By the time he was 17 years old, my father Arthur “Art” Jarvis had already bought and run a gas station, learned to fly an airplane, and graduated from high school. He graduated early so he could enlist in the navy to fight the Japanese, who had just attacked Pearl Harbor.

He served throughout the rest of World War II, spending much of it in Naval Intelligence at a direction finder station on a nearly deserted atoll in the middle of the Pacific. He had three main jobs: intercepting and interpreting Japanese communications, relaying allied radio communications to Hawaii, and locating airplanes using radio triangulation, the air traffic control technology of the day. He proudly boasted of having helped locate famed pilot Eddie Rickenbacker, assisting during the Battle of Midway, and relaying the Japanese surrender directly to Hawaii in 1945.

After the war, my father served with the air force as an intelligence officer in Okinawa, and then joined the newly-formed Central Intelligence Agency. While at the CIA, he developed the first laboratory that used tape recorders to teach foreign languages, and toured Europe on a “research yacht” collecting signal intelligence.

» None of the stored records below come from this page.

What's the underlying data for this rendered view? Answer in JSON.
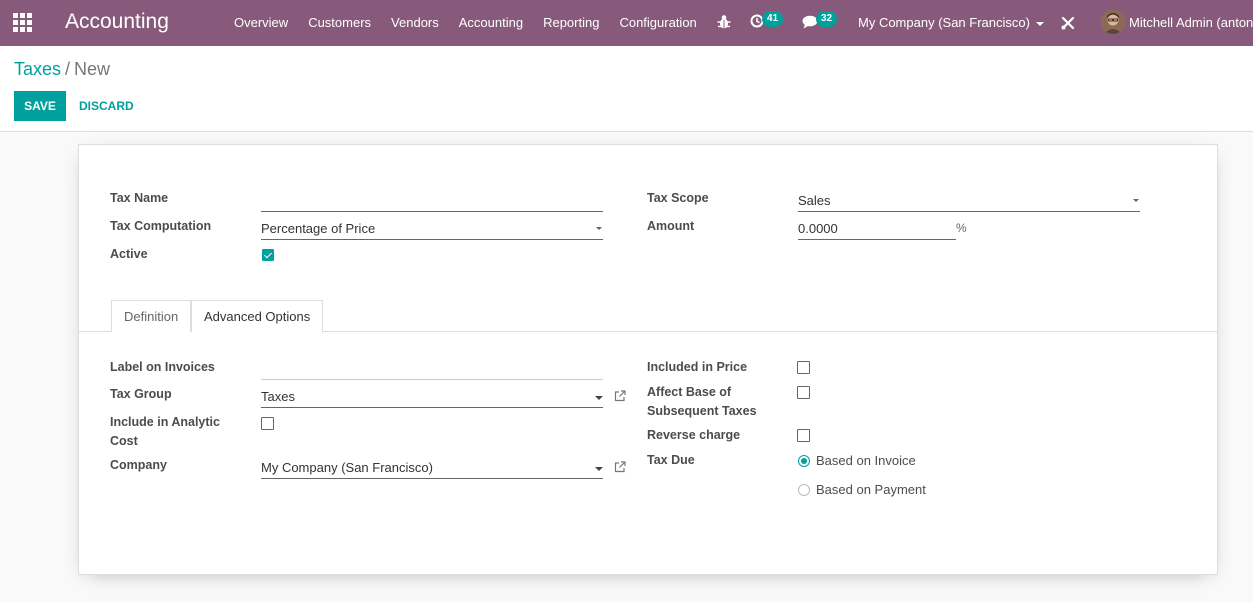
{
  "navbar": {
    "brand": "Accounting",
    "menu": [
      "Overview",
      "Customers",
      "Vendors",
      "Accounting",
      "Reporting",
      "Configuration"
    ],
    "activity_count": "41",
    "message_count": "32",
    "company": "My Company (San Francisco)",
    "user": "Mitchell Admin (anton",
    "icons": {
      "apps": "apps-grid-icon",
      "debug": "bug-icon",
      "activity": "clock-icon",
      "messages": "chat-icon",
      "tools": "tools-icon"
    }
  },
  "breadcrumb": {
    "parent": "Taxes",
    "separator": "/",
    "current": "New"
  },
  "actions": {
    "save": "SAVE",
    "discard": "DISCARD"
  },
  "form": {
    "tax_name": {
      "label": "Tax Name",
      "value": ""
    },
    "tax_computation": {
      "label": "Tax Computation",
      "value": "Percentage of Price"
    },
    "active": {
      "label": "Active",
      "checked": true
    },
    "tax_scope": {
      "label": "Tax Scope",
      "value": "Sales"
    },
    "amount": {
      "label": "Amount",
      "value": "0.0000",
      "unit": "%"
    }
  },
  "tabs": [
    {
      "label": "Definition",
      "active": false
    },
    {
      "label": "Advanced Options",
      "active": true
    }
  ],
  "advanced": {
    "label_on_invoices": {
      "label": "Label on Invoices",
      "value": ""
    },
    "tax_group": {
      "label": "Tax Group",
      "value": "Taxes"
    },
    "include_analytic": {
      "label_line1": "Include in Analytic",
      "label_line2": "Cost",
      "checked": false
    },
    "company": {
      "label": "Company",
      "value": "My Company (San Francisco)"
    },
    "included_in_price": {
      "label": "Included in Price",
      "checked": false
    },
    "affect_base": {
      "label_line1": "Affect Base of",
      "label_line2": "Subsequent Taxes",
      "checked": false
    },
    "reverse_charge": {
      "label": "Reverse charge",
      "checked": false
    },
    "tax_due": {
      "label": "Tax Due",
      "options": [
        {
          "label": "Based on Invoice",
          "selected": true
        },
        {
          "label": "Based on Payment",
          "selected": false
        }
      ]
    }
  },
  "colors": {
    "brand": "#875a7b",
    "accent": "#00a09d"
  }
}
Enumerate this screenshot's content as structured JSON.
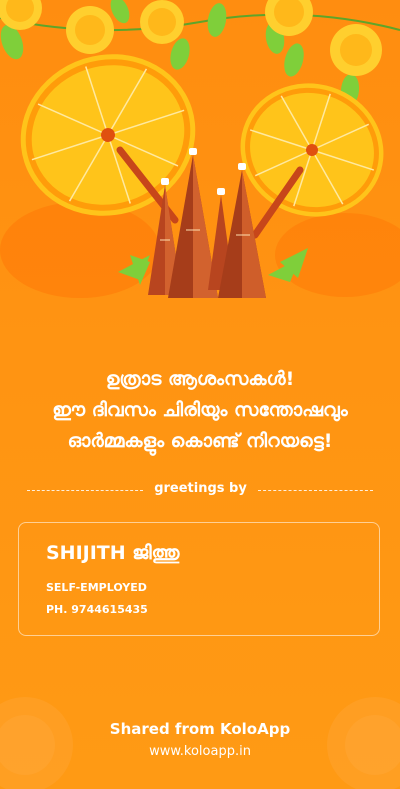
{
  "greeting": {
    "line1": "ഉത്രാട ആശംസകൾ!",
    "line2": "ഈ ദിവസം ചിരിയും സന്തോഷവും",
    "line3": "ഓർമ്മകളും കൊണ്ട് നിറയട്ടെ!"
  },
  "divider_label": "greetings by",
  "card": {
    "name": "SHIJITH ജിത്തു",
    "role": "SELF-EMPLOYED",
    "phone": "PH. 9744615435"
  },
  "footer": {
    "shared": "Shared from KoloApp",
    "url": "www.koloapp.in"
  },
  "colors": {
    "background": "#ff9412",
    "umbrella": "#ffc41a",
    "umbrella_rim": "#ff9c0a",
    "marigold": "#ffcf2e",
    "leaf": "#7fcf3a",
    "pyramid": "#b8451f"
  }
}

After leaving the CIA, my father went to work for RCA, where he invented the technology that allowed radio communications to pass un-attenuated through undersea cable; helped develop the first computer communications system; managed the construction of communications for the Pacific Missile Range (where I was born) and the Atlantic Missile Range (where my brother was born); and coordinated the development of television technology that was used in the space program from the early satellites through Apollo. As a district manager, he continued his association with the Defense Department, routinely making trips to the Pentagon where he held a civilian rank of rear admiral.

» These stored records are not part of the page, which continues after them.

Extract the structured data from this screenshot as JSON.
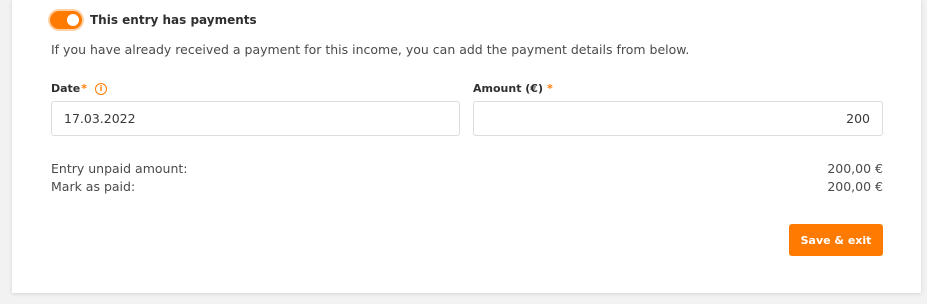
{
  "payments_toggle": {
    "label": "This entry has payments",
    "checked": true
  },
  "info_text": "If you have already received a payment for this income, you can add the payment details from below.",
  "date_field": {
    "label": "Date",
    "required_mark": "*",
    "info_icon": "i",
    "value": "17.03.2022"
  },
  "amount_field": {
    "label": "Amount (€)",
    "required_mark": "*",
    "value": "200"
  },
  "summary": {
    "unpaid_label": "Entry unpaid amount:",
    "unpaid_value": "200,00 €",
    "paid_label": "Mark as paid:",
    "paid_value": "200,00 €"
  },
  "save_button": "Save & exit",
  "colors": {
    "accent": "#ff7a00",
    "text": "#3a3a3a",
    "border": "#dddddd"
  }
}
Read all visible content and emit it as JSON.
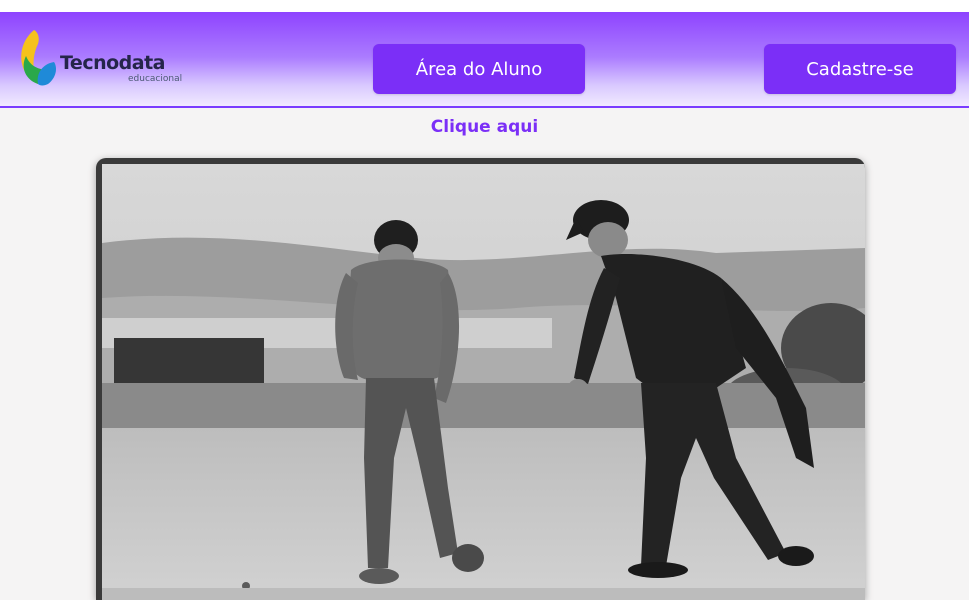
{
  "header": {
    "logo": {
      "name": "Tecnodata",
      "subtitle": "educacional"
    },
    "buttons": {
      "aluno": "Área do Aluno",
      "cadastro": "Cadastre-se"
    }
  },
  "main": {
    "clique_link": "Clique aqui"
  },
  "colors": {
    "accent": "#7b2ff7",
    "header_gradient_top": "#8e43ff",
    "background": "#f5f4f4"
  },
  "icons": {
    "logo": "tecnodata-leaf-logo-icon"
  }
}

After RCA, he applied his creative talents to the loudspeaker industry, and then consulted with the government on classified communication encryption and personnel detection technologies. In his “spare” time, Art Jarvis invented a radical new approach to teaching math and science, and with the help of some fellow engineers started a business to market his approach to schools. He died of a heart attack while working full time trying to improve elementary school education, soon after most people would have retired.

My father’s dedication to serving others has served as a model for me and many others. His life exemplified the kind of sacrifice we celebrate on this Memorial Day, and like so many who have given their lives selflessly so others could live better lives, he deserves our profound thanks.